Here is the stack after fprev
and fcurr
have been initialized.
+----------------+
| Stack |
+----------------+
| return address | <- base (e.g. $01FF) <- SP+5
| n | <- base - $2 (e.g. $01FD) <- SP+3
| fprev | <- base - $3 (e.g. $01FC) <- SP+2
| fcurr | <- base - $4 (e.g. $01FB) <- SP+1
| ----- | <- base - $5 (e.g. $01FA) <- SP
+----------------+
Right away, we can define useful offsets for our stack variables. Since SP
always points to the address below the last element, we have an offset of:
- +1 for
fcurr
; - +2 for
fprev
; - +3 for
n
; - +5 for the return address (since it’s 2 bytes long).
However, since the stack pointer only stores the lower byte of the stack
address, we must store the higher byte $01
together with the offset, such that
SP + offset
yields the correct address. Therefore, the offsets become:
define fcurr_offset $0101
define fprev_offset $0102
define N_offset $0103
define retaddr_offs $0105
The Assembly Code
We can now begin writing the assembly program. First, let’s handle the
initialization of fprev
and fcurr
.
fib:
PHA ; push n to stack
LDA #0 ; fprev = 0
PHA ; push fprev to stack
LDA #1 ; fcurr = 1
PHA ; push fcurr to stack
TSX ; store stack ptr SP in X
LDY #2 ; load initial loop index i = 2 in Y
You might’ve noticed that we set the initial loop index to 2
instead of 3
as in
the C code. We’re going to implement the equivalent for-loop for(int i = 2; i < n; i++)

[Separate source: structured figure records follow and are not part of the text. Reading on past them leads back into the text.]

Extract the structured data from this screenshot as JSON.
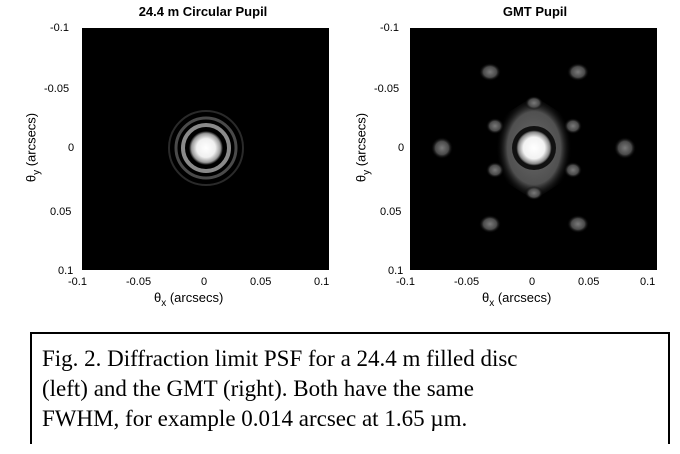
{
  "left_panel": {
    "title": "24.4 m Circular Pupil",
    "y_ticks": [
      "-0.1",
      "-0.05",
      "0",
      "0.05",
      "0.1"
    ],
    "x_ticks": [
      "-0.1",
      "-0.05",
      "0",
      "0.05",
      "0.1"
    ],
    "ylabel_main": "θ",
    "ylabel_sub": "y",
    "ylabel_rest": " (arcsecs)",
    "xlabel_main": "θ",
    "xlabel_sub": "x",
    "xlabel_rest": " (arcsecs)"
  },
  "right_panel": {
    "title": "GMT Pupil",
    "y_ticks": [
      "-0.1",
      "-0.05",
      "0",
      "0.05",
      "0.1"
    ],
    "x_ticks": [
      "-0.1",
      "-0.05",
      "0",
      "0.05",
      "0.1"
    ],
    "ylabel_main": "θ",
    "ylabel_sub": "y",
    "ylabel_rest": " (arcsecs)",
    "xlabel_main": "θ",
    "xlabel_sub": "x",
    "xlabel_rest": " (arcsecs)"
  },
  "caption": {
    "line1": "Fig. 2.  Diffraction limit PSF for a 24.4 m filled disc",
    "line2": "(left) and the GMT (right).  Both have the same",
    "line3": "FWHM, for example 0.014 arcsec at 1.65 µm."
  }
}
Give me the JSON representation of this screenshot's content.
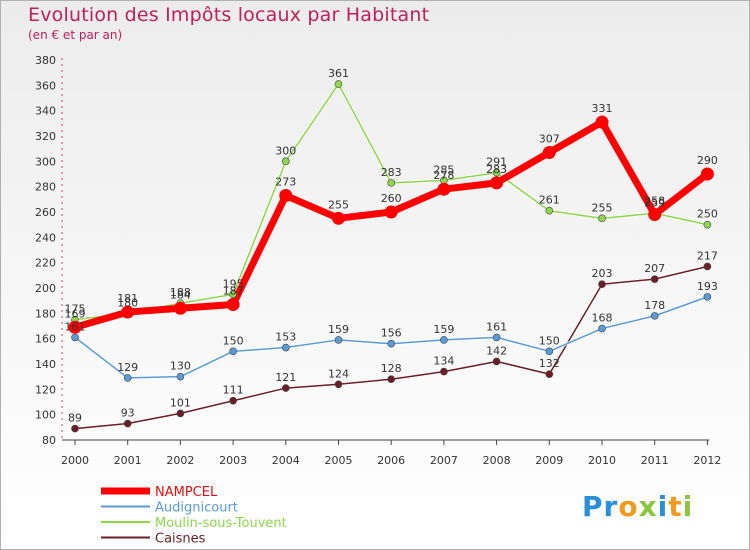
{
  "chart_data": {
    "type": "line",
    "title": "Evolution des Impôts locaux par Habitant",
    "subtitle": "(en € et par an)",
    "x": [
      "2000",
      "2001",
      "2002",
      "2003",
      "2004",
      "2005",
      "2006",
      "2007",
      "2008",
      "2009",
      "2010",
      "2011",
      "2012"
    ],
    "ylim": [
      80,
      380
    ],
    "yticks": [
      80,
      100,
      120,
      140,
      160,
      180,
      200,
      220,
      240,
      260,
      280,
      300,
      320,
      340,
      360,
      380
    ],
    "grid": false,
    "legend_position": "bottom-left",
    "series": [
      {
        "name": "Caisnes",
        "color": "#6b1e26",
        "values": [
          89,
          93,
          101,
          111,
          121,
          124,
          128,
          134,
          142,
          132,
          203,
          207,
          217
        ]
      },
      {
        "name": "Audignicourt",
        "color": "#5b9bd5",
        "values": [
          161,
          129,
          130,
          150,
          153,
          159,
          156,
          159,
          161,
          150,
          168,
          178,
          193
        ]
      },
      {
        "name": "Moulin-sous-Touvent",
        "color": "#8ed64d",
        "values": [
          175,
          180,
          188,
          195,
          300,
          361,
          283,
          285,
          291,
          261,
          255,
          259,
          250
        ]
      },
      {
        "name": "NAMPCEL",
        "color": "#ff0000",
        "values": [
          169,
          181,
          184,
          187,
          273,
          255,
          260,
          278,
          283,
          307,
          331,
          258,
          290
        ]
      }
    ],
    "legend": [
      "NAMPCEL",
      "Audignicourt",
      "Moulin-sous-Touvent",
      "Caisnes"
    ],
    "value_labels": {
      "Caisnes": [
        "89",
        "93",
        "101",
        "111",
        "121",
        "124",
        "128",
        "134",
        "142",
        "132",
        "203",
        "207",
        "217"
      ],
      "Audignicourt": [
        "161",
        "129",
        "130",
        "150",
        "153",
        "159",
        "156",
        "159",
        "161",
        "150",
        "168",
        "178",
        "193"
      ],
      "Moulin-sous-Touvent": [
        "175",
        "180",
        "188",
        "195",
        "300",
        "361",
        "283",
        "285",
        "291",
        "261",
        "255",
        "259",
        "250"
      ],
      "NAMPCEL": [
        "169",
        "181",
        "184",
        "187",
        "273",
        "255",
        "260",
        "278",
        "283",
        "307",
        "331",
        "258",
        "290"
      ]
    }
  },
  "brand": {
    "logo": "Proxiti"
  }
}
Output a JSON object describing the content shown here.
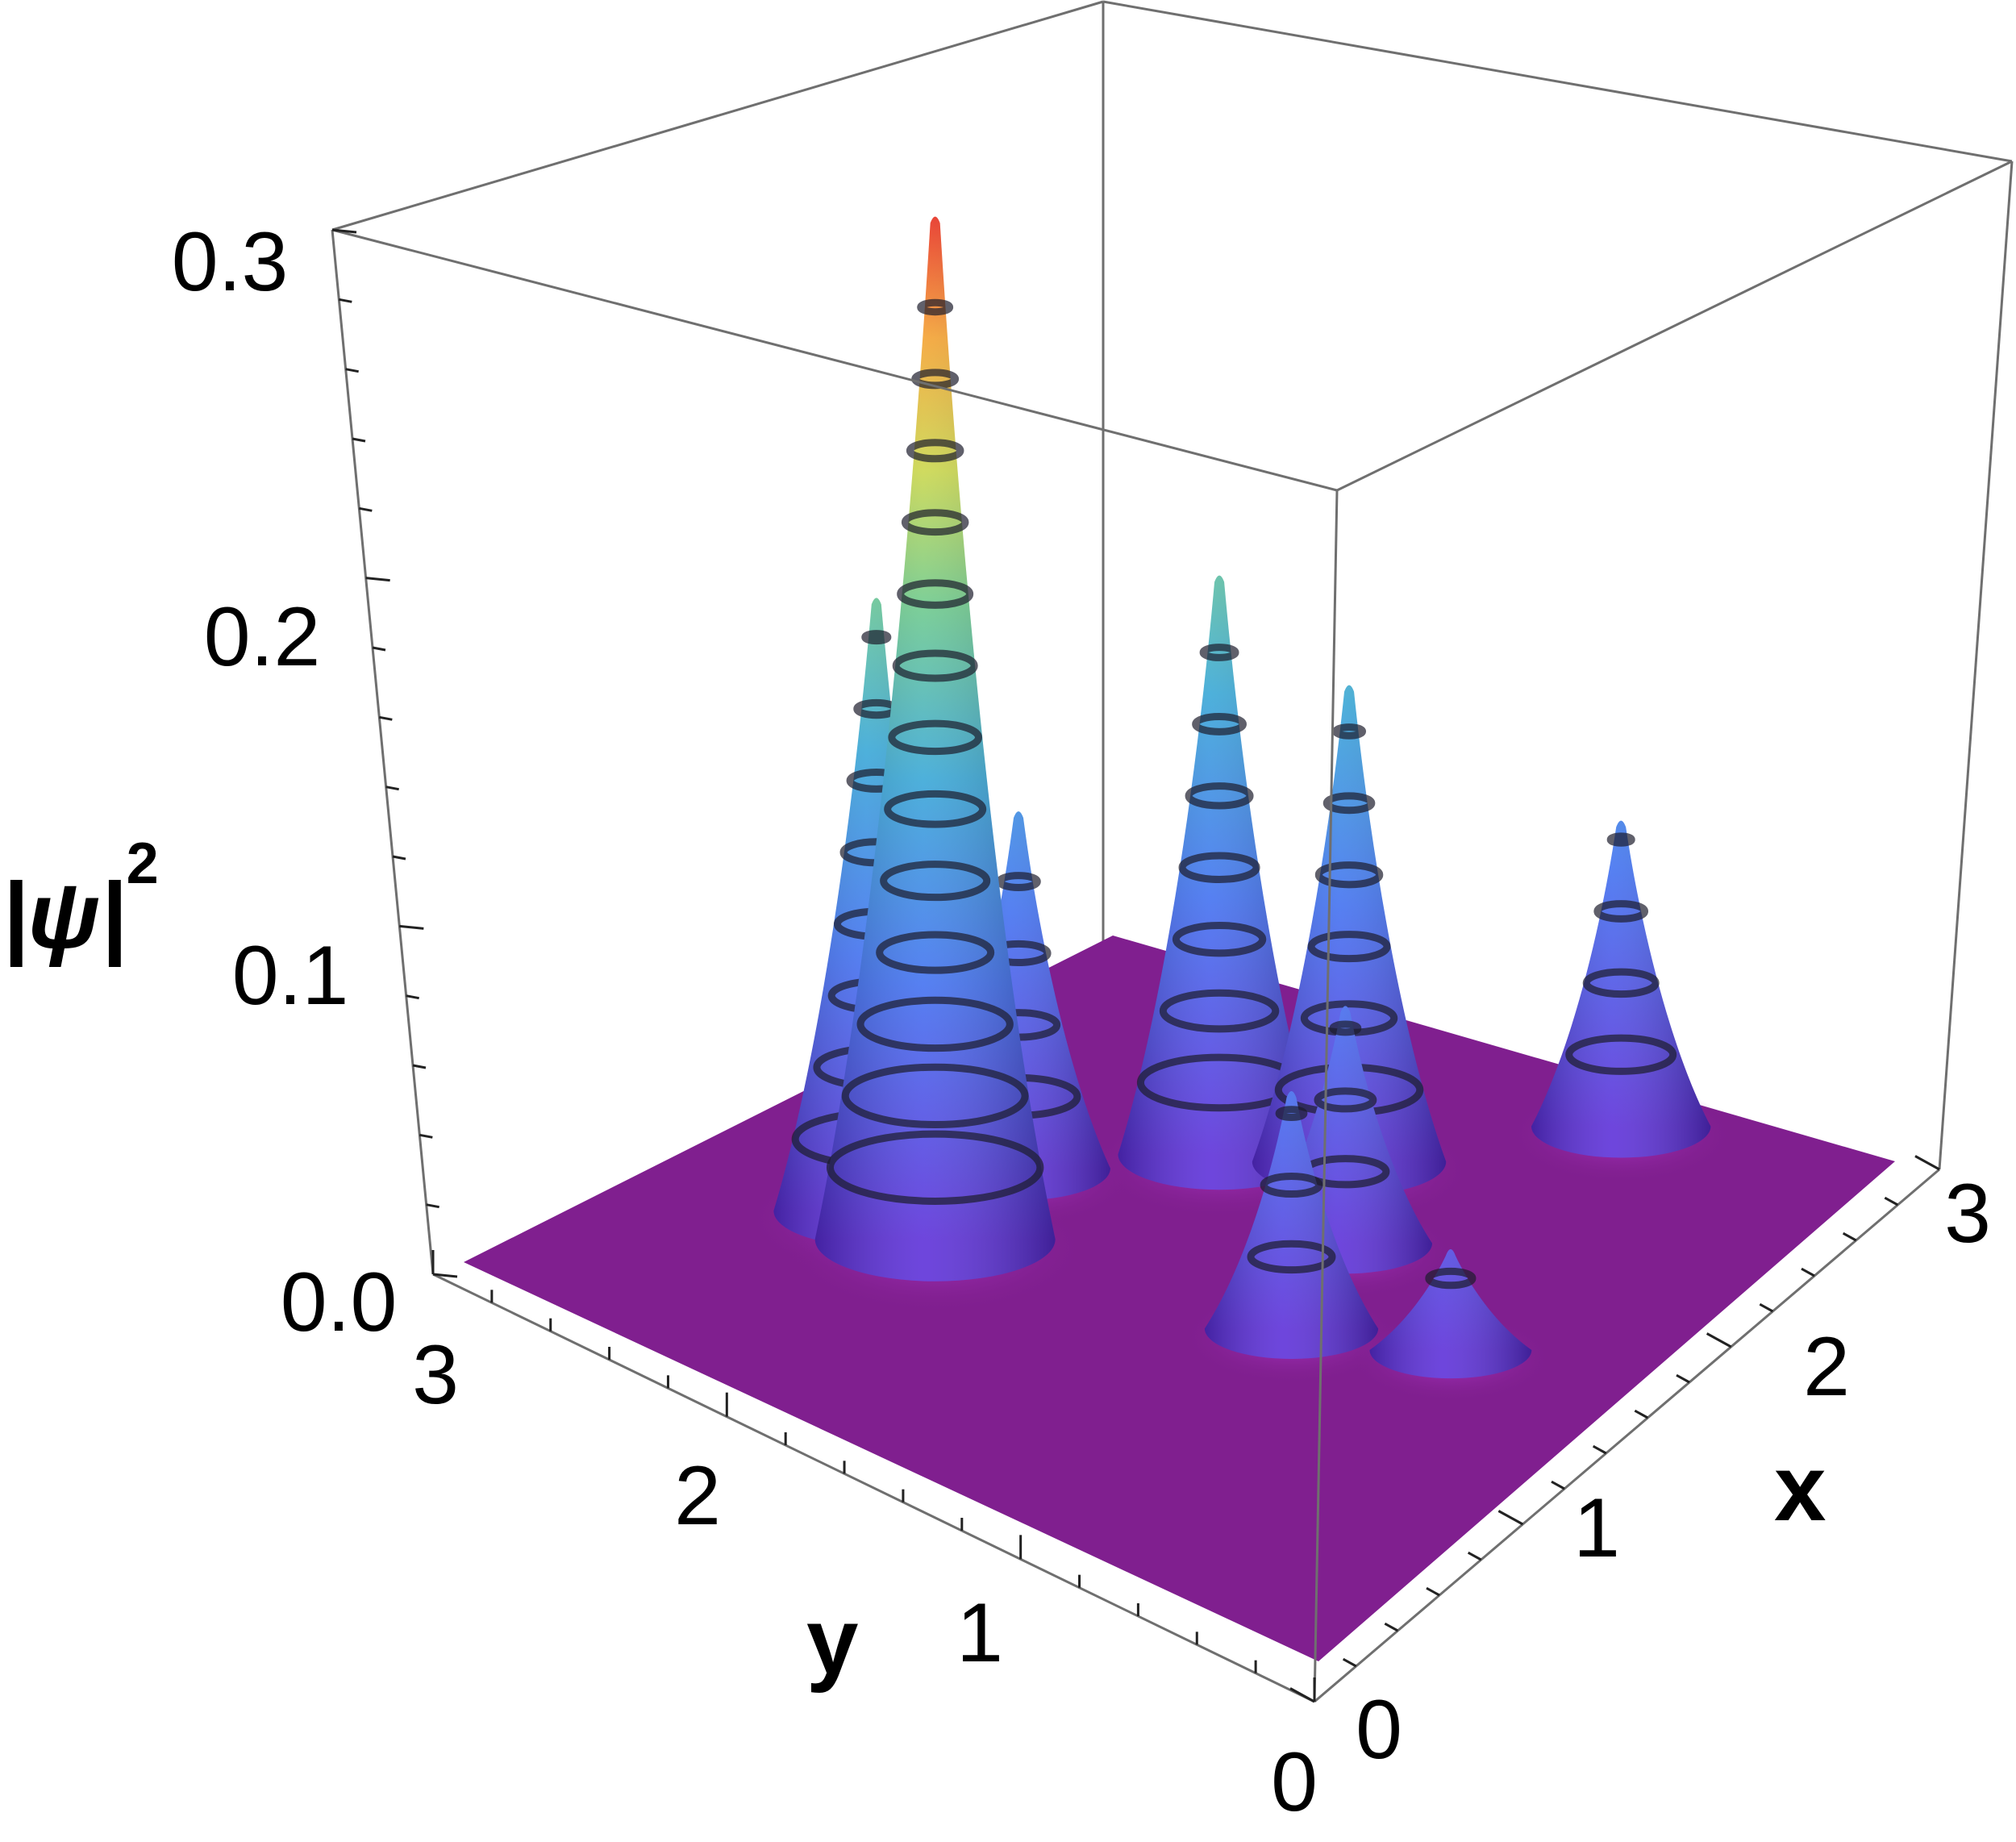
{
  "chart_data": {
    "type": "surface3d",
    "title": "",
    "xlabel": "x",
    "ylabel": "y",
    "zlabel_base": "|ψ|",
    "zlabel_exp": "2",
    "xlim": [
      0,
      3
    ],
    "ylim": [
      0,
      3
    ],
    "zlim": [
      0,
      0.3
    ],
    "x_ticks": [
      "0",
      "1",
      "2",
      "3"
    ],
    "y_ticks": [
      "0",
      "1",
      "2",
      "3"
    ],
    "z_ticks": [
      "0.0",
      "0.1",
      "0.2",
      "0.3"
    ],
    "peaks": [
      {
        "x": 1.0,
        "y": 2.0,
        "z": 0.3
      },
      {
        "x": 1.0,
        "y": 2.2,
        "z": 0.18
      },
      {
        "x": 1.8,
        "y": 1.6,
        "z": 0.17
      },
      {
        "x": 1.4,
        "y": 2.0,
        "z": 0.105
      },
      {
        "x": 2.0,
        "y": 1.3,
        "z": 0.14
      },
      {
        "x": 1.7,
        "y": 1.1,
        "z": 0.07
      },
      {
        "x": 1.3,
        "y": 1.0,
        "z": 0.07
      },
      {
        "x": 1.5,
        "y": 0.6,
        "z": 0.03
      },
      {
        "x": 2.6,
        "y": 0.8,
        "z": 0.09
      }
    ],
    "colormap": "rainbow (purple low → red high)",
    "base_color": "#801f8f",
    "contour_lines": true
  }
}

, because it’s easier to quit a loop on i==n
in 6502 than on i > n
.
Note that we’ve also stored SP
in X
(after setting up the stack completely).
This is needed because there is no stack-relative addressing in 6502, which
means we can’t access, say, SP + offset
with an instruction like
LDA offset, SP
. However, there is X
-relative addressing, so we can
write LDA offset, X
and the value at X + offset
will be loaded in A
.
We can now continue with the loop body.
loop:
; i == n?
TYA ; transfer Y to A for comparison
CMP N_offset, X ; if i == n?
BEQ done ; then done
; else, continue with loop
; fcurr = fprev + fcurr
LDA fcurr_offset, X ; A = fcurr
ADC fprev_offset, X ; A = A + fprev == fcurr + fprev
STA fcurr_offset, X ; fcurr = fcurr + prev
; fprev = fcurr - fprev
SEC ; set carry for subtraction
LDA fcurr_offset, X ; A = fcurr
SBC fprev_offset, X ; A = A - fprev == fcurr - fprev
STA fprev_offset, X ; fprev = fcurr - fprev
INY ; increment i (i++)
JMP loop ; go to loop start
Finally, we can write the last block done
(which corresponds to return fcurr
). It is here we gain an appreciation for higher-level languages.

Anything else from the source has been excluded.